After more than three decades of service on various boards, Mobile County Engineer Joe Ruffer is stepping down from several governing bodies after seeking advisement through the Alabama Ethics Commission.

As of March 13, Ruffer tendered his resignation from boards presiding over the Mobile County Communications District, the Government Utilities Service Corporation of Mobile County, the Mobile County Emergency Management Agency and Mobile County’s Solid Waste Disposal Authority — the members of which are all appointed by the County Commission and are uncompensated.

In a letter to commissioners, Ruffer said “the very appointment of a county employee to the boards created a conflict of interest on any matter that concerns both the county commission and a particular board,” citing the opinion of the Ethics Commission.

However, Ruffer said no complaint was filed, and the opinion was reached after he personally reached out to the Ethics Commission for guidance through the county’s legal staff.

“I attend Associations of County Commissions of Alabama meetings regularly, and I try to take an ethics class every two or three years to make sure I’m abreast of these laws,” Ruffer told Lagniappe. “This past year, there was an opinion about an individual who was an employee of city who also served on a rural water board. Working for the county and being appointed by the county is a little bit different, but commissioners have asked me to serve on several boards, and from time to time things do come up between the two.”

Ruffer didn’t quite get the answer he was hoping for when Hugh Evans, general counsel for the Ethics Commission, instructed the county’s legal advisors that his appointments presented “a potential for a conflict of interest.”
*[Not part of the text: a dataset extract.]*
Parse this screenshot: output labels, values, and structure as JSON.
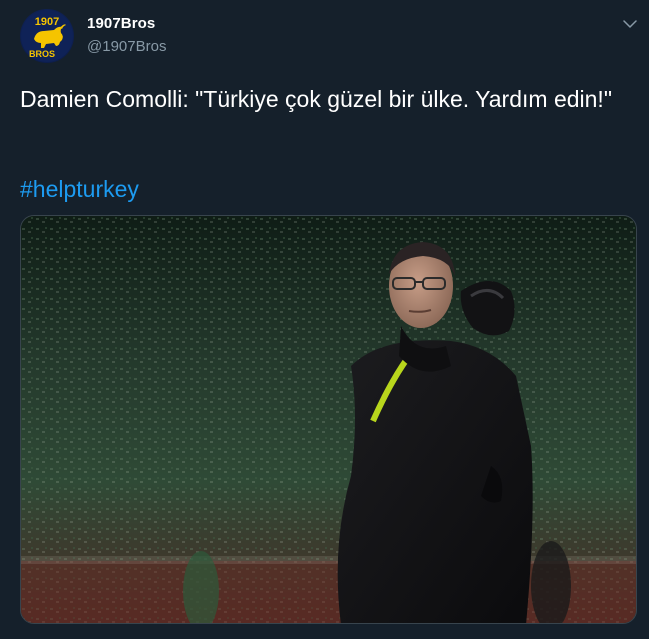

“There are some situations throughout the state where legislation allows a council member or a commission member to serve on a municipal utilities board,” Evans said. “As a general rule — barring other enabling legislation — a county commission member or an employee of the county can’t or at least shouldn’t serve on county boards.”   

Evans said though “he didn’t like it,” there are several similar situations throughout the state. Though, most of those are related to city governments and not counties.  

“We see it very frequently with municipalities where a statute will say, ‘the mayor will automatically serve as the superintendent of the utilities board’ or ‘two or three council members can serve on utilities board,’” Evans said. “In a general context, that presents a big opportunity for a conflict of interest. For example, if a city council member serves on the utilities board, and the council votes to give the board members a pay raise.”

Ruffer said he could see where the Commission’s logic was rooted — as some organizations, like the GUS board, are entirely funded by the county. According to Ruffer, 45 percent of the EMA’s funding also comes by way of the county government.

“With every decision, somebody could construe any action taken by any of those boards involved with county funds and suggest there’s a conflict, and I’m sure there are such instances,” Ruffer said. “Do I consider it a conflict? I do not. In some cases, commissioners are allowed to serve as board members. If that’s not a conflict, how can me being a board member be a conflict?”

Ruffer told Lagniappe he felt that his duty during his time on the boards was to represent the interest of Mobile County Commission, which he said he did.

In 1984, Ruffer was a founding board member of the MCCD, an organization he says is the “best and longest serving communications district in the state.”
MCCD Director Gary Tanner said Ruffer actually worked with a former county administrator to compose the backing legislation that started the MCCD — the state’s first emergency communications district.   

“It’s a tremendous loss for the county,” Tanner said. “His knowledge of communications and radio systems is significant. He’s been on the ground from the beginning. It’s sad that the interpretation of the current ethics law is that a person serving on two boards appointed by a sitting commission is a conflict, without personal gain.”

Tanner said the MCCD has other members serving on more than one board and has to be careful those members don’t discuss or vote on something that might be pertain to another county board.

According to Tanner, the narrow interpretation from the ethics commission presents a challenge to boards across the state when it comes to finding individuals willing to serve but also knowledgeable of the complex and changing subject matter.

“Mobile County is far-reaching, but in small county Alabama, it’s going to be a stretch to find people with this type of knowledge that are not going to have some kind of a conflict of interest,” Tanner said. “I have engaged our lobbyist, Beth Lyons, to attempt to have legislations introduced that would tweak that to where it really reverts back to a conflict of interest related to personal gain.”

According to Tanner, Commissioner Mercia Ludgood is pursuing a similar solution through her position as president of ACCA. In the meantime, Ruffer says stepping down is best for everyone involved.

“I never thought there was a problem, but I felt like it was the best thing to do at least for this point in time,” Ruffer said. “Maybe once this is all ferreted out I’ll have the opportunity to serve again.”